USA: The Illinois Parliament has begun consideration of a bill on recreational legalization

At the end of last week, a Democrat MP, Carol Ammons, presented to the Illinois State Parliament a bill on the full legalization of recreational marijuana and its settlement within a specialized market system.

This document, called “Bill 902”, proposes to legalize access to recreational cannabis to every adult resident and guest of the state, as well as to organize licensed cannabis business in the region, engaged in the production, processing, transportation and sale of cannabis. In addition, the bill contains provisions allowing the cultivation of up to 24 cannabis bushes on the territory of private housing, for personal use. Also, citizens of the state will be able to keep up to 224 grams of cannabis, ready for use, on their own person. Finally, the document proposes to certify special zones for the social use of marijuana at various types of public institutions.

Speaking about the tax system of the market, Bill Ammons offers to remove 10% tax on the value sold in the shops of legal cannabis products, as well as the excise tax taken from plant producers, which is 10% of the market value of the produced plant lot. It is assumed that 30% of the amount of profits from taxes and excise taxes will be sent to the state educational fund; 50% will be deducted to the general reserve fund under the government of the region; 7.5% of the profit will be directed to the bonus to the pension savings of state employees under the state government; 2.5% will be given to the Illinois state police to fund retraining and familiarize its employees with the new rules regarding the regulation of legal cannunary.

Finally, Bill 902 also contains provisions aimed at eliminating possible social inequalities in the market. The bill proposes to reserve up to 51% of the market for the production of cannabis and a similarly sized market sales and processing segment for members of social groups and communities most affected by the strict criminalization of marijuana. In addition, in the state it is proposed to conduct a full and automatic amnesty for people who have been convicted of offenses and violations related to the storage and consumption of cannabis.

“In addition to carrying out the hemp reform itself, we should not ignore the social component of this bill,” notes Miss Ammons. “Removing convictions and engaging ethnic minority communities in the legal cannabis market will allow us not only to strengthen the state economy, but also to redistribute the profits from the reform among the residents of the communities that are currently in dire social and financial distress.”

Return past legalization bill:

It is worth noting that at the moment, the state parliament also continues to consider another draft on legalization, sponsored by colleagues Miss Ammons, MP Kelly Cassidy and Senator Heather Stens, who was introduced to lawmakers late last year.
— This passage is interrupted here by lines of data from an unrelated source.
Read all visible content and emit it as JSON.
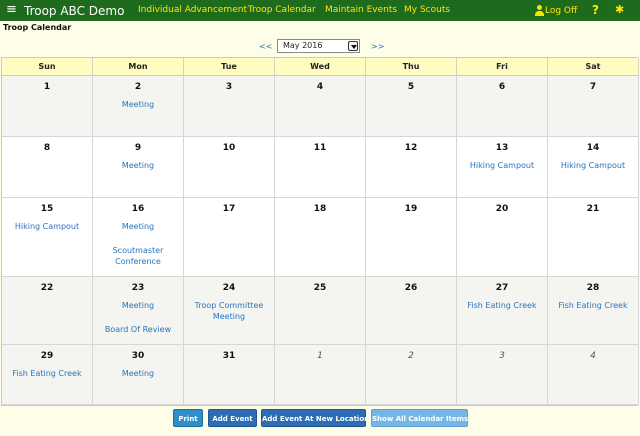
{
  "topbar": {
    "app_title": "Troop ABC Demo",
    "nav": [
      "Individual Advancement",
      "Troop Calendar",
      "Maintain Events",
      "My Scouts"
    ],
    "logoff": "Log Off",
    "help": "?",
    "icons": {
      "menu": "hamburger-icon",
      "user": "user-icon",
      "help": "help-icon",
      "settings": "gear-icon"
    }
  },
  "page_title": "Troop Calendar",
  "month_nav": {
    "prev": "<<",
    "selected_month": "May 2016",
    "next": ">>"
  },
  "calendar": {
    "weekdays": [
      "Sun",
      "Mon",
      "Tue",
      "Wed",
      "Thu",
      "Fri",
      "Sat"
    ],
    "weeks": [
      [
        {
          "day": "1",
          "events": []
        },
        {
          "day": "2",
          "events": [
            "Meeting"
          ]
        },
        {
          "day": "3",
          "events": []
        },
        {
          "day": "4",
          "events": []
        },
        {
          "day": "5",
          "events": []
        },
        {
          "day": "6",
          "events": []
        },
        {
          "day": "7",
          "events": []
        }
      ],
      [
        {
          "day": "8",
          "events": []
        },
        {
          "day": "9",
          "events": [
            "Meeting"
          ]
        },
        {
          "day": "10",
          "events": []
        },
        {
          "day": "11",
          "events": []
        },
        {
          "day": "12",
          "events": []
        },
        {
          "day": "13",
          "events": [
            "Hiking Campout"
          ]
        },
        {
          "day": "14",
          "events": [
            "Hiking Campout"
          ]
        }
      ],
      [
        {
          "day": "15",
          "events": [
            "Hiking Campout"
          ]
        },
        {
          "day": "16",
          "events": [
            "Meeting",
            "Scoutmaster Conference"
          ]
        },
        {
          "day": "17",
          "events": []
        },
        {
          "day": "18",
          "events": []
        },
        {
          "day": "19",
          "events": []
        },
        {
          "day": "20",
          "events": []
        },
        {
          "day": "21",
          "events": []
        }
      ],
      [
        {
          "day": "22",
          "events": []
        },
        {
          "day": "23",
          "events": [
            "Meeting",
            "Board Of Review"
          ]
        },
        {
          "day": "24",
          "events": [
            "Troop Committee Meeting"
          ]
        },
        {
          "day": "25",
          "events": []
        },
        {
          "day": "26",
          "events": []
        },
        {
          "day": "27",
          "events": [
            "Fish Eating Creek"
          ]
        },
        {
          "day": "28",
          "events": [
            "Fish Eating Creek"
          ]
        }
      ],
      [
        {
          "day": "29",
          "events": [
            "Fish Eating Creek"
          ]
        },
        {
          "day": "30",
          "events": [
            "Meeting"
          ]
        },
        {
          "day": "31",
          "events": []
        },
        {
          "day": "1",
          "events": [],
          "other_month": true
        },
        {
          "day": "2",
          "events": [],
          "other_month": true
        },
        {
          "day": "3",
          "events": [],
          "other_month": true
        },
        {
          "day": "4",
          "events": [],
          "other_month": true
        }
      ]
    ]
  },
  "buttons": {
    "print": "Print",
    "add_event": "Add Event",
    "add_event_location": "Add Event At New Location",
    "show_all": "Show All Calendar Items"
  }
}
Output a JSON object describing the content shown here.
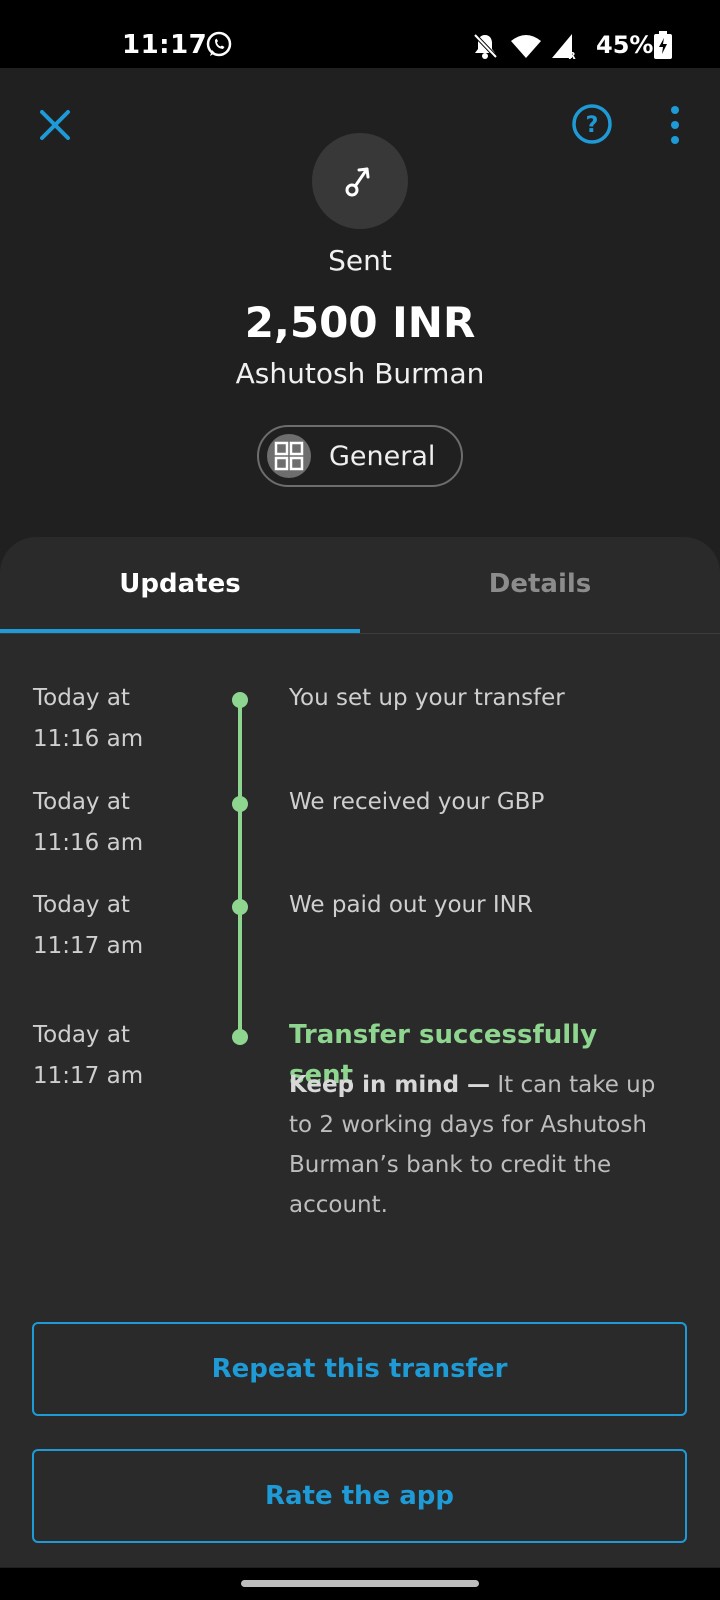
{
  "status_bar": {
    "time": "11:17",
    "battery": "45%",
    "icons": [
      "whatsapp-icon",
      "bell-off-icon",
      "wifi-icon",
      "signal-icon",
      "battery-charging-icon"
    ]
  },
  "header": {
    "status": "Sent",
    "amount": "2,500 INR",
    "recipient": "Ashutosh Burman",
    "category": "General",
    "icons": [
      "close-icon",
      "help-icon",
      "more-vert-icon",
      "sent-arrow-icon",
      "grid-icon"
    ]
  },
  "tabs": [
    {
      "label": "Updates",
      "active": true
    },
    {
      "label": "Details",
      "active": false
    }
  ],
  "timeline": [
    {
      "time": "Today at 11:16 am",
      "text": "You set up your transfer"
    },
    {
      "time": "Today at 11:16 am",
      "text": "We received your GBP"
    },
    {
      "time": "Today at 11:17 am",
      "text": "We paid out your INR"
    },
    {
      "time": "Today at 11:17 am",
      "text": "Transfer successfully sent"
    }
  ],
  "note": {
    "bold": "Keep in mind —",
    "text": " It can take up to 2 working days for Ashutosh Burman’s bank to credit the account."
  },
  "buttons": {
    "repeat": "Repeat this transfer",
    "rate": "Rate the app"
  },
  "colors": {
    "accent": "#1e9ad6",
    "success": "#8ed68f",
    "background": "#202020",
    "card": "#2a2a2a"
  }
}
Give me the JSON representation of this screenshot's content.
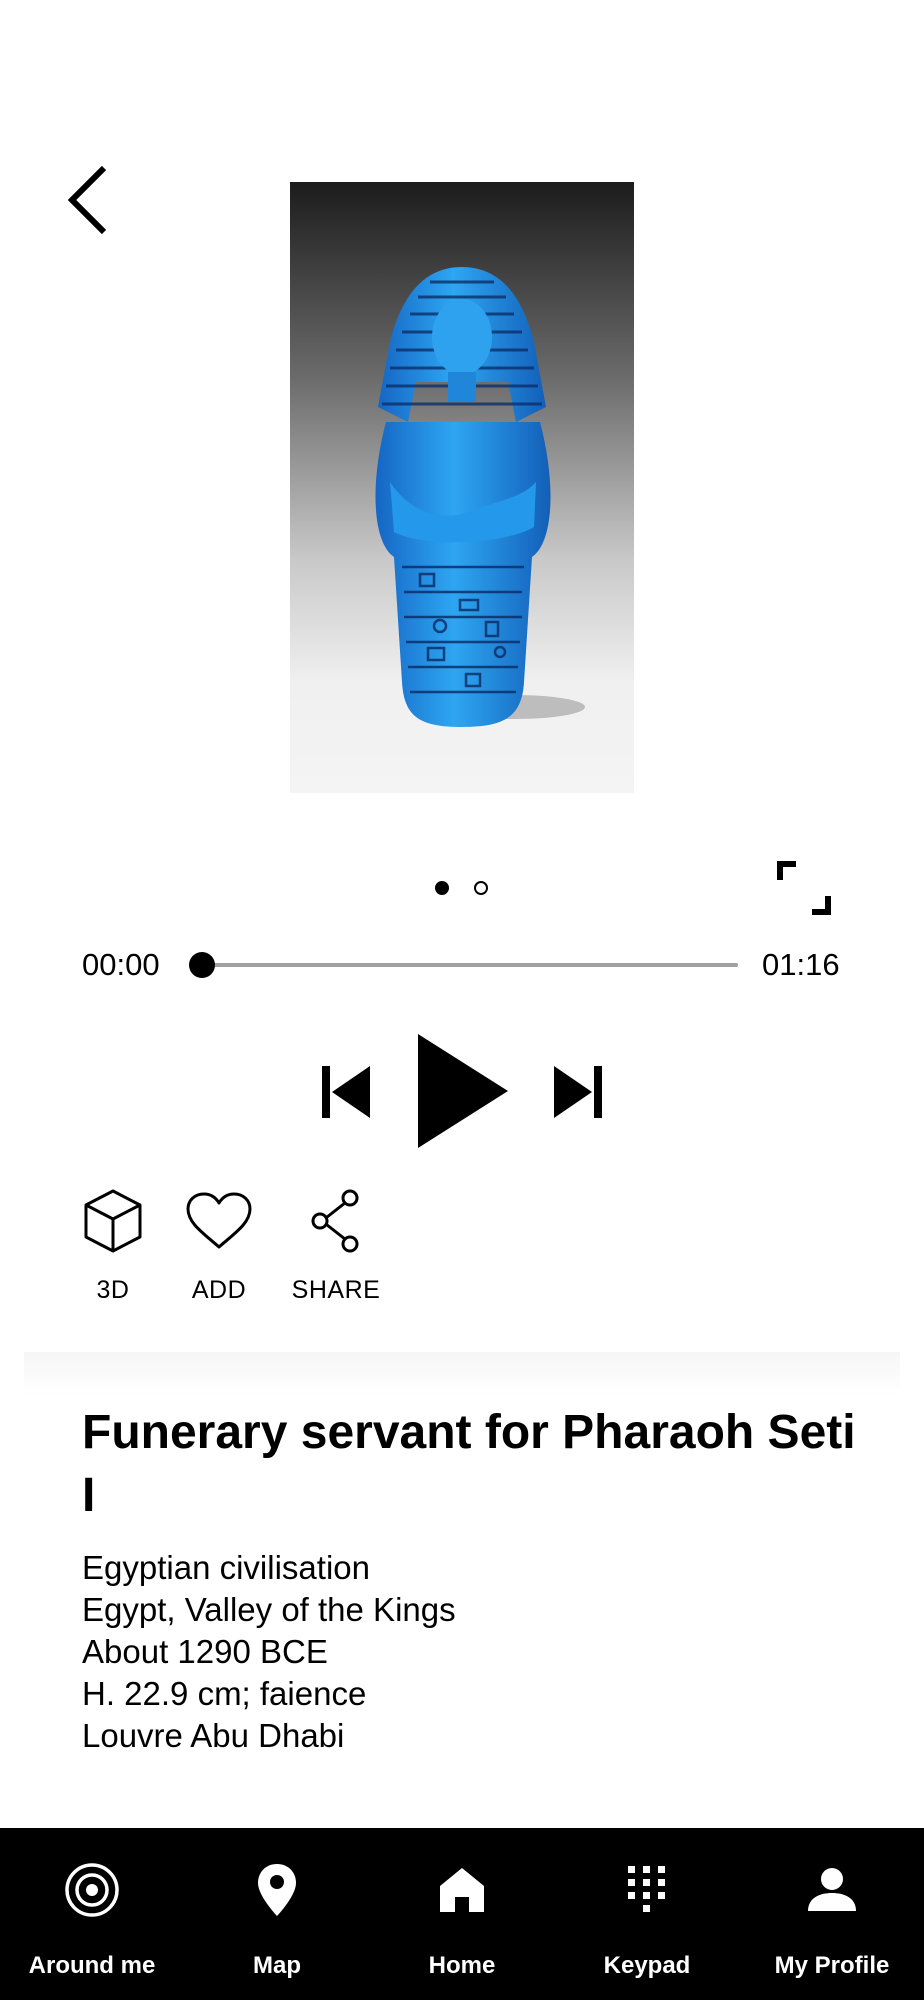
{
  "header": {
    "back_icon": "chevron-left-icon"
  },
  "artwork": {
    "image_subject": "blue faience funerary servant statuette",
    "pager": {
      "count": 2,
      "active_index": 0
    },
    "fullscreen_icon": "expand-corners-icon"
  },
  "audio": {
    "current_time": "00:00",
    "total_time": "01:16",
    "progress": 0,
    "icons": {
      "previous": "skip-previous-icon",
      "play": "play-icon",
      "next": "skip-next-icon"
    }
  },
  "actions": [
    {
      "label": "3D",
      "icon": "cube-icon"
    },
    {
      "label": "ADD",
      "icon": "heart-icon"
    },
    {
      "label": "SHARE",
      "icon": "share-icon"
    }
  ],
  "info": {
    "title": "Funerary servant for Pharaoh Seti I",
    "details": [
      "Egyptian civilisation",
      "Egypt, Valley of the Kings",
      "About 1290 BCE",
      "H. 22.9 cm; faience",
      "Louvre Abu Dhabi"
    ]
  },
  "nav": {
    "items": [
      {
        "label": "Around me",
        "icon": "target-icon"
      },
      {
        "label": "Map",
        "icon": "map-pin-icon"
      },
      {
        "label": "Home",
        "icon": "home-icon"
      },
      {
        "label": "Keypad",
        "icon": "keypad-icon"
      },
      {
        "label": "My Profile",
        "icon": "profile-icon"
      }
    ]
  },
  "colors": {
    "background": "#ffffff",
    "nav_background": "#000000",
    "figure_blue": "#1e8fe0",
    "track": "#a0a0a0"
  }
}
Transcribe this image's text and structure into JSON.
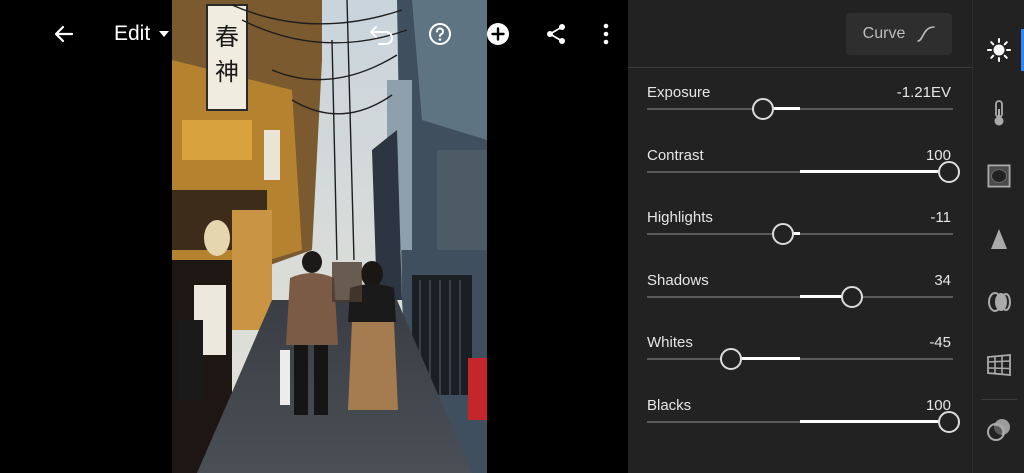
{
  "toolbar": {
    "edit_label": "Edit",
    "icons": [
      "back-arrow-icon",
      "caret-down-icon",
      "undo-icon",
      "help-icon",
      "add-icon",
      "share-icon",
      "more-vertical-icon"
    ]
  },
  "photo": {
    "sign_lantern_chars": "春神"
  },
  "panel": {
    "curve_label": "Curve",
    "sliders": [
      {
        "label": "Exposure",
        "value": "-1.21EV",
        "position": 0.38
      },
      {
        "label": "Contrast",
        "value": "100",
        "position": 1.0
      },
      {
        "label": "Highlights",
        "value": "-11",
        "position": 0.445
      },
      {
        "label": "Shadows",
        "value": "34",
        "position": 0.67
      },
      {
        "label": "Whites",
        "value": "-45",
        "position": 0.275
      },
      {
        "label": "Blacks",
        "value": "100",
        "position": 1.0
      }
    ]
  },
  "rail": {
    "active": "light",
    "icons": [
      "light-icon",
      "color-temperature-icon",
      "effects-vignette-icon",
      "detail-sharpen-icon",
      "optics-icon",
      "geometry-icon",
      "mask-icon"
    ]
  },
  "colors": {
    "accent": "#2f86f5",
    "panel_bg": "#222222",
    "track": "#5a5a5a"
  }
}
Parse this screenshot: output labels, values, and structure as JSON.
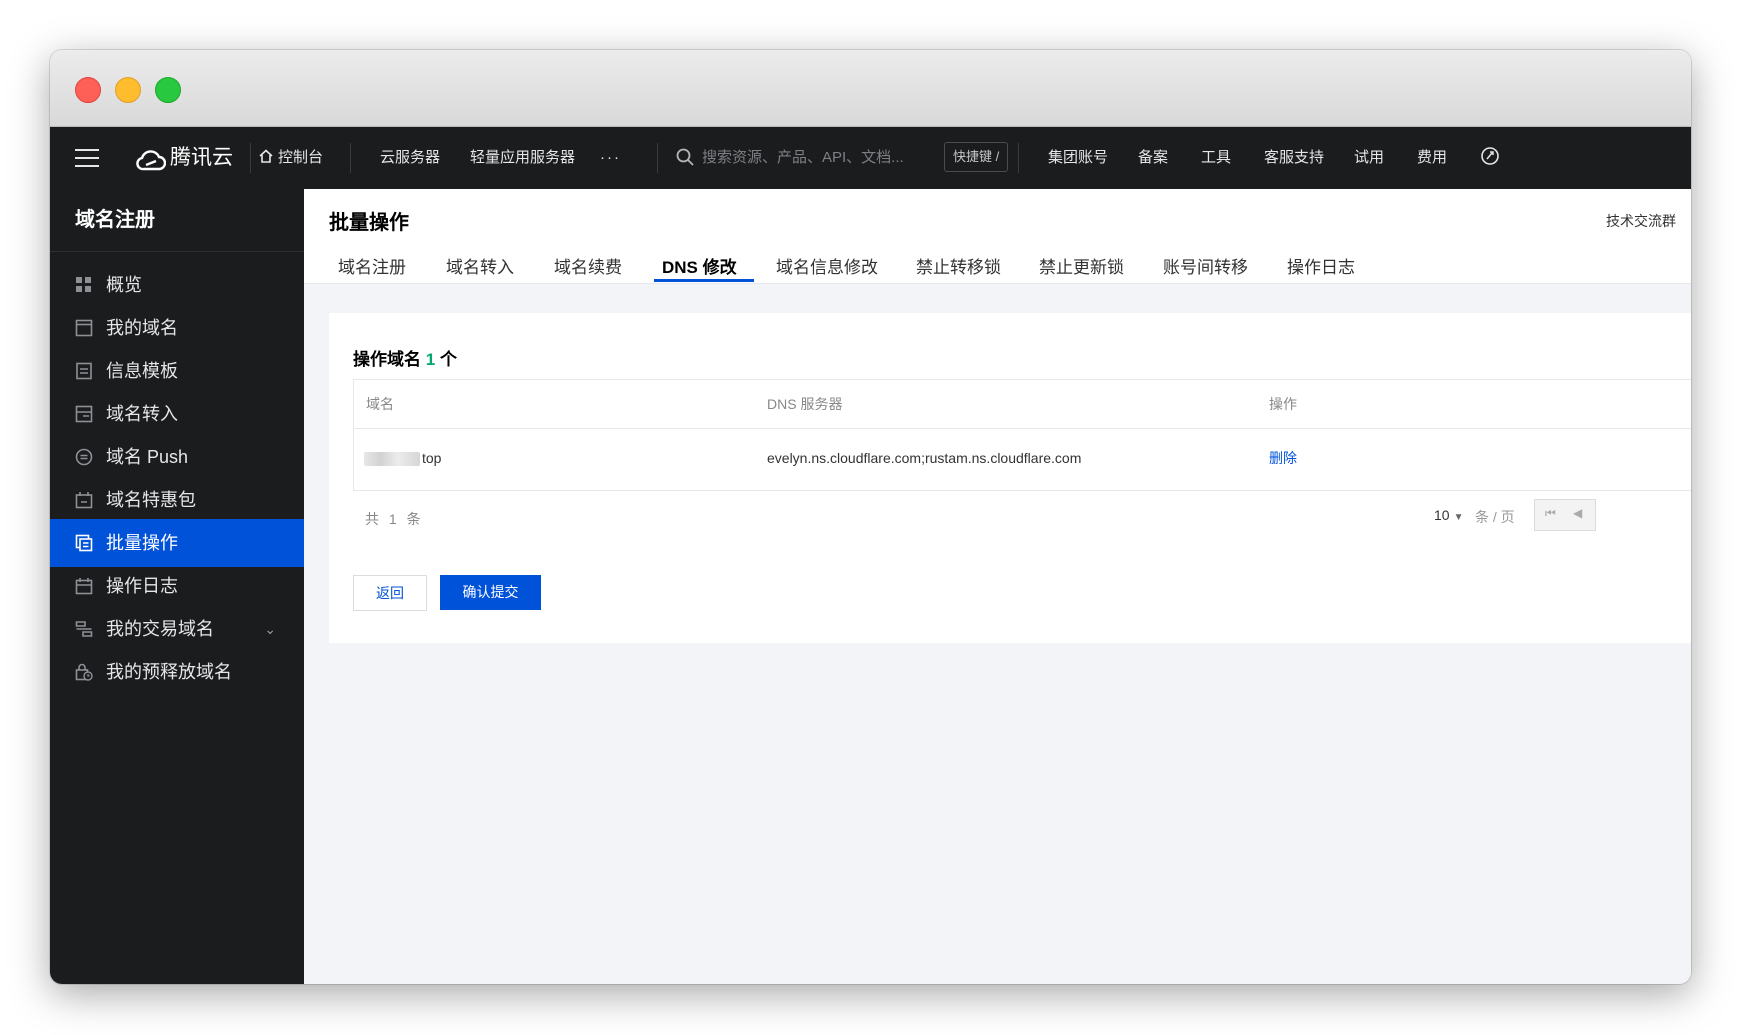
{
  "topnav": {
    "logo": "腾讯云",
    "console": "控制台",
    "links": [
      "云服务器",
      "轻量应用服务器"
    ],
    "more": "···",
    "search_placeholder": "搜索资源、产品、API、文档...",
    "shortcut": "快捷键 /",
    "right_links": [
      "集团账号",
      "备案",
      "工具",
      "客服支持",
      "试用",
      "费用"
    ]
  },
  "sidebar": {
    "title": "域名注册",
    "items": [
      {
        "label": "概览",
        "icon": "dashboard-grid-icon"
      },
      {
        "label": "我的域名",
        "icon": "window-icon"
      },
      {
        "label": "信息模板",
        "icon": "document-icon"
      },
      {
        "label": "域名转入",
        "icon": "transfer-icon"
      },
      {
        "label": "域名 Push",
        "icon": "push-icon"
      },
      {
        "label": "域名特惠包",
        "icon": "gift-icon"
      },
      {
        "label": "批量操作",
        "icon": "batch-icon",
        "active": true
      },
      {
        "label": "操作日志",
        "icon": "calendar-icon"
      },
      {
        "label": "我的交易域名",
        "icon": "trade-icon",
        "expandable": true
      },
      {
        "label": "我的预释放域名",
        "icon": "lock-clock-icon"
      }
    ]
  },
  "page": {
    "title": "批量操作",
    "tech_link": "技术交流群",
    "tabs": [
      "域名注册",
      "域名转入",
      "域名续费",
      "DNS 修改",
      "域名信息修改",
      "禁止转移锁",
      "禁止更新锁",
      "账号间转移",
      "操作日志"
    ],
    "active_tab": "DNS 修改"
  },
  "card": {
    "title_prefix": "操作域名",
    "count": "1",
    "title_suffix": "个",
    "columns": [
      "域名",
      "DNS 服务器",
      "操作"
    ],
    "rows": [
      {
        "domain_suffix": "top",
        "dns": "evelyn.ns.cloudflare.com;rustam.ns.cloudflare.com",
        "action": "删除"
      }
    ],
    "total": "共 1 条",
    "page_size": "10",
    "per_page": "条 / 页",
    "back_label": "返回",
    "submit_label": "确认提交"
  },
  "colors": {
    "brand_blue": "#0052d9",
    "count_green": "#00a870",
    "nav_bg": "#1b1c1e"
  }
}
Although Miss Cassidy and Stens are also representatives of the Democratic Party, their project, in general, includes far more restrictions on cannabis. In particular, this project restricts home plantations to only 5 cannabis bushes, and also strictly prohibits any form of use of the plant in public places. At the moment, the authors of the project are working on the inclusion in its text of several proposed Ammons provisions relating to various social programs and amnesty after the occurrence of legalization. According to the Chicago Tribune,

“We are currently negotiating with the state government and various interested groups of the population, with the goal of creating a bill that would suit all parties to the cannariform dialogue,” Miss Stens told reporters. “Of course, we are unlikely to have time to submit the full version of this project before the beginning of May.”

In addition, supporters of both legalization projects are going to finance campaign campaigns in defense of their preferred legalization system.

“There is a long and serious discussion ahead of us about the advantages and disadvantages of the proposed projects,” Ammons says. “In this situation, you can not rush, if we do not want to break the wood.”